Le deuxième concerne l’entretien. De nombreuses infrastructures africaines se détériorent non parce qu’elles ont été mal conçues, mais parce que les budgets de maintenance sont irréguliers, que les contrôles de charge sont insuffisants ou que les systèmes de drainage ne sont pas entretenus.
Le troisième risque tient à la gouvernance. Le caractère inédit du montage impose une surveillance rigoureuse des décaissements, des avenants, des certifications de travaux et du respect des échéances. Plus la structure financière est complexe, plus la qualité de l’information publique devient importante.
L’achèvement dans les 36 mois annoncés serait un signal fort. Un retard prolongé ou une hausse significative du coût affaiblirait, à l’inverse, le bénéfice réputationnel que la Guinée cherche à obtenir sur les marchés internationaux.
Une opération qui peut modifier la carte du financement africain
Pour Bank of Africa, la route Labé–Bafing constitue une vitrine.
Elle démontre qu’un groupe bancaire africain peut jouer un rôle de chef de file dans des financements jusqu’ici largement dominés par les banques internationales, les agences de crédit-export et les institutions multilatérales.
Pour la Guinée, l’opération ouvre un canal supplémentaire de financement. Mais ce canal devra rester complémentaire aux ressources concessionnelles, et non s’y substituer systématiquement.
Pour le secteur bancaire africain, enfin, le message est plus large : les grands groupes du continent ne veulent plus seulement distribuer du crédit local. Ils ambitionnent de structurer des transactions transfrontalières, de syndiquer des risques souverains et de connecter l’Afrique aux marchés de capitaux mondiaux.

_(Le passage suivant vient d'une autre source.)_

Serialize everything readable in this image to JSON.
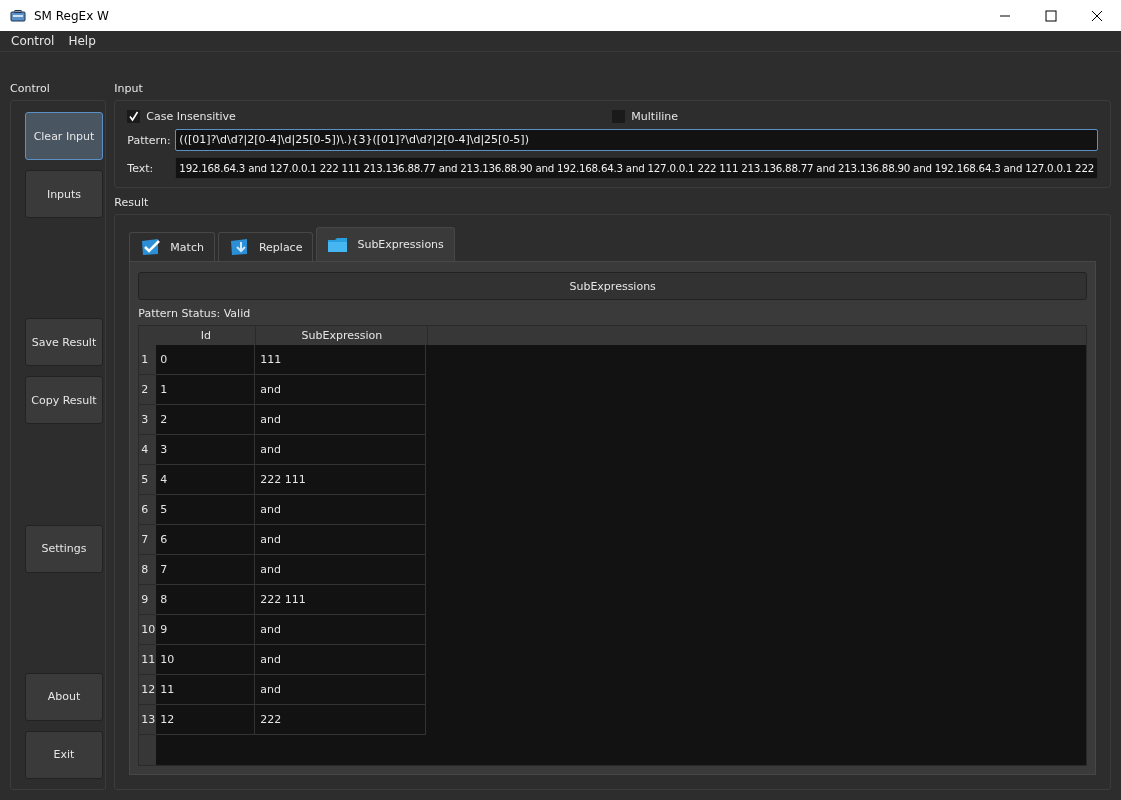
{
  "window": {
    "title": "SM RegEx W"
  },
  "menu": [
    "Control",
    "Help"
  ],
  "control": {
    "title": "Control",
    "groups": [
      [
        {
          "label": "Clear Input",
          "focused": true
        },
        {
          "label": "Inputs",
          "focused": false
        }
      ],
      [
        {
          "label": "Save Result",
          "focused": false
        },
        {
          "label": "Copy Result",
          "focused": false
        }
      ],
      [
        {
          "label": "Settings",
          "focused": false
        }
      ],
      [
        {
          "label": "About",
          "focused": false
        },
        {
          "label": "Exit",
          "focused": false
        }
      ]
    ]
  },
  "input": {
    "title": "Input",
    "options": [
      {
        "label": "Case Insensitive",
        "checked": true
      },
      {
        "label": "Multiline",
        "checked": false
      }
    ],
    "pattern": {
      "label": "Pattern:",
      "value": "(([01]?\\d\\d?|2[0-4]\\d|25[0-5])\\.){3}([01]?\\d\\d?|2[0-4]\\d|25[0-5])"
    },
    "text": {
      "label": "Text:",
      "value": "192.168.64.3 and 127.0.0.1 222 111 213.136.88.77 and 213.136.88.90 and 192.168.64.3 and 127.0.0.1 222 111 213.136.88.77 and 213.136.88.90 and 192.168.64.3 and 127.0.0.1 222"
    }
  },
  "result": {
    "title": "Result",
    "tabs": [
      {
        "label": "Match",
        "kind": "match",
        "selected": false
      },
      {
        "label": "Replace",
        "kind": "replace",
        "selected": false
      },
      {
        "label": "SubExpressions",
        "kind": "subexpressions",
        "selected": true
      }
    ],
    "action_button": "SubExpressions",
    "status": "Pattern Status: Valid",
    "table": {
      "columns": [
        "Id",
        "SubExpression"
      ],
      "rows": [
        {
          "n": "1",
          "id": "0",
          "value": "111"
        },
        {
          "n": "2",
          "id": "1",
          "value": "and"
        },
        {
          "n": "3",
          "id": "2",
          "value": "and"
        },
        {
          "n": "4",
          "id": "3",
          "value": "and"
        },
        {
          "n": "5",
          "id": "4",
          "value": "222 111"
        },
        {
          "n": "6",
          "id": "5",
          "value": "and"
        },
        {
          "n": "7",
          "id": "6",
          "value": "and"
        },
        {
          "n": "8",
          "id": "7",
          "value": "and"
        },
        {
          "n": "9",
          "id": "8",
          "value": "222 111"
        },
        {
          "n": "10",
          "id": "9",
          "value": "and"
        },
        {
          "n": "11",
          "id": "10",
          "value": "and"
        },
        {
          "n": "12",
          "id": "11",
          "value": "and"
        },
        {
          "n": "13",
          "id": "12",
          "value": "222"
        }
      ]
    }
  }
}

Le succès ne sera toutefois pas mesuré au nombre de signatures apposées à Conakry. Il le sera au volume de marchandises transportées, à la baisse des coûts logistiques, à l’apparition de nouvelles activités économiques et à la capacité de l’État à rembourser sans sacrifier ses autres priorités.
À ce prix, les 300 millions d’euros ne financeront pas seulement une route. Ils financeront la première référence internationale d’une Guinée qui cherche à transformer son potentiel minier en capacité durable d’investissement.